Scientific classification
- Kingdom: Animalia
- Phylum: Chordata
- Class: Aves
- Order: Accipitriformes
- Family: Accipitridae
- Subfamily: Accipitrinae
- Genus: Urotriorchis Sharpe, 1874
- Species: U. macrourus
- Binomial name: Urotriorchis macrourus (Hartlaub, 1855)

= Long-tailed hawk =

- Authority: (Hartlaub, 1855)
- Conservation status: LC
- Parent authority: Sharpe, 1874

Species of bird

The long-tailed hawk (Urotriorchis macrourus) is an African bird of prey in the family Accipitridae. It is the only member of the genus Urotriorchis.

==Description==
The long-tailed hawk is a distinctively shaped raptor with a very noticeable long, barred tail and is dark grey on its upperparts and chestnut on its underparts with a contrasting white throat and undertail coverts. In flight the white flight feathers on the underwing are heavily barred with dark grey. There is a rare morph which has a grey breast, with a paler grey throat but still has the white undertail coverts. The bill is black, the eyes, cere, legs and feet are yellow. Juveniles are browner, with a white-breasted "plain" morph and a "marked" morph which has the breast streaked with brown. It has a wingspan of 81–90 cm and a total length of 56–65 cm, including the tail of 30–37 cm. Females are about 15% larger than males. Since the tail comprises about 56% of this raptor's total length, this species ties with the cinereous harrier as the raptor with the longest tail relative to its body size.

===Voice===
It is a rather vocal bird which is often first detected by the long drawn out screech given by birds perched in the canopy.

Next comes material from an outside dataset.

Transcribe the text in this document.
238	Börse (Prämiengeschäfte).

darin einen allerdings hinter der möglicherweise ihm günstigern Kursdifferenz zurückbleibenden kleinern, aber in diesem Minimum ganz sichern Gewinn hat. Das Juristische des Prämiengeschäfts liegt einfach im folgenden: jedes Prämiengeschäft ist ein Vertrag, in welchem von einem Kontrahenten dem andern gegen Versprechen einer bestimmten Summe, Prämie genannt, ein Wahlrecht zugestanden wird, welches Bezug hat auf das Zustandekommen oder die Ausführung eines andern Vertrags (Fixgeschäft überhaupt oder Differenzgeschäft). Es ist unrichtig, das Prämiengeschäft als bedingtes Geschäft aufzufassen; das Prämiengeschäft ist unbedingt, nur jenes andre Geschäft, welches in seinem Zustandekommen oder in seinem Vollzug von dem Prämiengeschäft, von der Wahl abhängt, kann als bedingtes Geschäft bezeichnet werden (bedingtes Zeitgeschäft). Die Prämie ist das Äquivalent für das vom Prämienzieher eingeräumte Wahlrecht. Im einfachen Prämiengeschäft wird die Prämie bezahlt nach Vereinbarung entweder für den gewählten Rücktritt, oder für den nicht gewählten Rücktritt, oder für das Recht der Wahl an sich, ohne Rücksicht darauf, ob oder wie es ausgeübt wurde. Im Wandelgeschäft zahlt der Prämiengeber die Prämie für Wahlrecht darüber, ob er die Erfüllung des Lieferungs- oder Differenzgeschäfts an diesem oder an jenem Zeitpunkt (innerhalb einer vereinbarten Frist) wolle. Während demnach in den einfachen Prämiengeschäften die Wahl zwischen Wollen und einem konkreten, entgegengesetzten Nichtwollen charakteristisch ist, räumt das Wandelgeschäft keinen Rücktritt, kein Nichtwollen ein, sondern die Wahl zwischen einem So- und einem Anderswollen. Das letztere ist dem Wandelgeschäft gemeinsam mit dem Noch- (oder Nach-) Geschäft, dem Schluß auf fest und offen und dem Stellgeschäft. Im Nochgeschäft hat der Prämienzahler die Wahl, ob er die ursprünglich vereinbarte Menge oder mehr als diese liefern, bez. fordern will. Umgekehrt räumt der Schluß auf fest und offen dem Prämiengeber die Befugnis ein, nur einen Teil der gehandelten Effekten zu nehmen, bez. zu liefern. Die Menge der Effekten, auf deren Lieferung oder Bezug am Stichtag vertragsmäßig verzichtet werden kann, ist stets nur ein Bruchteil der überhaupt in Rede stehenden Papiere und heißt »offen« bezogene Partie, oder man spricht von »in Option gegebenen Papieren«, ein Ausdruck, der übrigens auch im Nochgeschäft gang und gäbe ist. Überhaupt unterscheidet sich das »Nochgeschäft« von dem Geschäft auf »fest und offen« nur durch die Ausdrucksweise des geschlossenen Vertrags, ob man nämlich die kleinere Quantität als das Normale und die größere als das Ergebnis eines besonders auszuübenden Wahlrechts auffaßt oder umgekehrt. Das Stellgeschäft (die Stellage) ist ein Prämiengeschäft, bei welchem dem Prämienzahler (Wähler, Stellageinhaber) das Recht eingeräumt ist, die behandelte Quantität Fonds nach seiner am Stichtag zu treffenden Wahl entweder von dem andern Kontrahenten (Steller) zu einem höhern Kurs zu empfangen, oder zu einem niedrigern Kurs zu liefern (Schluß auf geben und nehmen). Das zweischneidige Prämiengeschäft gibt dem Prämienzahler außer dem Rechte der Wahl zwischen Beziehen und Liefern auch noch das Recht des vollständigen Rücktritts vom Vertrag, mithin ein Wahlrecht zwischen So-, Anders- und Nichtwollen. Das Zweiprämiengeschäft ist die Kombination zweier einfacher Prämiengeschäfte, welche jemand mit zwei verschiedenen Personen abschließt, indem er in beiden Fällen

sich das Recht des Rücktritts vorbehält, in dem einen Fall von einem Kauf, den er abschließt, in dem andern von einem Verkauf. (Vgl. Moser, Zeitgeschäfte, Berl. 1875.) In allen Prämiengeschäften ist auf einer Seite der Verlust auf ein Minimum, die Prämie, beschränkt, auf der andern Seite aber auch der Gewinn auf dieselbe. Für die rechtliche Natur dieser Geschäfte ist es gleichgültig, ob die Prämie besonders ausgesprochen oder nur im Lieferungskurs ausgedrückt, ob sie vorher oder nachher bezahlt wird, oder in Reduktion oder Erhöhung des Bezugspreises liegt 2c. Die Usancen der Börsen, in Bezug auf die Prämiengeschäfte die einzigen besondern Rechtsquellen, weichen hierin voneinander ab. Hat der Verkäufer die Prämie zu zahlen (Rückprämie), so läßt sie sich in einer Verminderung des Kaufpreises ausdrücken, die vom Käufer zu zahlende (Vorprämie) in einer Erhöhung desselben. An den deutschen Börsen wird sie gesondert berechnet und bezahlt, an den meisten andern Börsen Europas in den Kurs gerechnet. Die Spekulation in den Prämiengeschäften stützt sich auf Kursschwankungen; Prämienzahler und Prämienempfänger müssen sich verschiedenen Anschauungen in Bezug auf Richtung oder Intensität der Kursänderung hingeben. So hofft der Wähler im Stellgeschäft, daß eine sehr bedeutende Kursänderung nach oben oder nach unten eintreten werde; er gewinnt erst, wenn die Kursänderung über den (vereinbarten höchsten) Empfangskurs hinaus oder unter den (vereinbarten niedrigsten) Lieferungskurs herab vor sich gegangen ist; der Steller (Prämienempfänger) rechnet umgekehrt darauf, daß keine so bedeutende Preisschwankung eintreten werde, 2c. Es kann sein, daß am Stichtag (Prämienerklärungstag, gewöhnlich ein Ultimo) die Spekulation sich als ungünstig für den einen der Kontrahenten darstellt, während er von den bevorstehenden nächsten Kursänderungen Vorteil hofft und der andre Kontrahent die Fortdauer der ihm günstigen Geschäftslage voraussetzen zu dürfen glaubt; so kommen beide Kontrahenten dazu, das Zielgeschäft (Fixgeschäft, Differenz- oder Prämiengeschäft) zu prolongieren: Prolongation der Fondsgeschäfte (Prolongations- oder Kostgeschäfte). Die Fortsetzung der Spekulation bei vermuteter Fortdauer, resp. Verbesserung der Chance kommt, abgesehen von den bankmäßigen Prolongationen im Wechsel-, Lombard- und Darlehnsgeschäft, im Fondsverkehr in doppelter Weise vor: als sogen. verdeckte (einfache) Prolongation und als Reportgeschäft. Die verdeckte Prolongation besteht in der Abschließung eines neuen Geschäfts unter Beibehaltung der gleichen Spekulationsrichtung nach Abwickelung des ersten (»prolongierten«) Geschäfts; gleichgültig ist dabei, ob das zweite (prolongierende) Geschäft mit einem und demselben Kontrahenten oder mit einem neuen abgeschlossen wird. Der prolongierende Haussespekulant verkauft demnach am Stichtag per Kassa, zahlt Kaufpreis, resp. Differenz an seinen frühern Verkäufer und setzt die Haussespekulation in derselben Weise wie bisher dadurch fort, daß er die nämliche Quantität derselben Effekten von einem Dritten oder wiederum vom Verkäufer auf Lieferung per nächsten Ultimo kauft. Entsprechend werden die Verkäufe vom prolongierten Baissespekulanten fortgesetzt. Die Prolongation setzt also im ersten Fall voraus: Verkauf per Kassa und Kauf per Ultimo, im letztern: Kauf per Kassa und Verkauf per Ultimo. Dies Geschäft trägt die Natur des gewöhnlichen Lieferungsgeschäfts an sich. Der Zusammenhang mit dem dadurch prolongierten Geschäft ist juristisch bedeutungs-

==Distribution and habitat==
The long-tailed hawk occurs in the tropical rainforests of western and central Africa, from Guinea in the west, along the Gulf of Guinea coast south to northern Angola, east to the southern Central African Republic, northern Democratic Republic of Congo, South Sudan and western Uganda.

==Habits==
The long-tailed hawk primarily eats squirrels, especially scaly-tailed squirrels, and small birds; it can also hunt chickens in the villages close to the forest. It kills prey by breaking the neck. It has also been known to attack hammer-headed fruit bats. Its strong legs and feet suggest its main prey are mammals. The mating season occurs in July and August, when the pair build a nest on a high tree. Little is known regarding nesting and breeding the young, an adult was seen feeding a fledged juvenile in Sierra Leone in August.

==Etymology==
The generic name Urotriorchis was coined by Richard Bowdler Sharpe in 1874 and combines "Uro-", from the Greek "tail", and "triorchis", a kind of hawk thought to have three testicles—for further details see Eutriorchis. "Macro-" is from the Greek for "long", so macrourus means "long-tailed", as in the English name.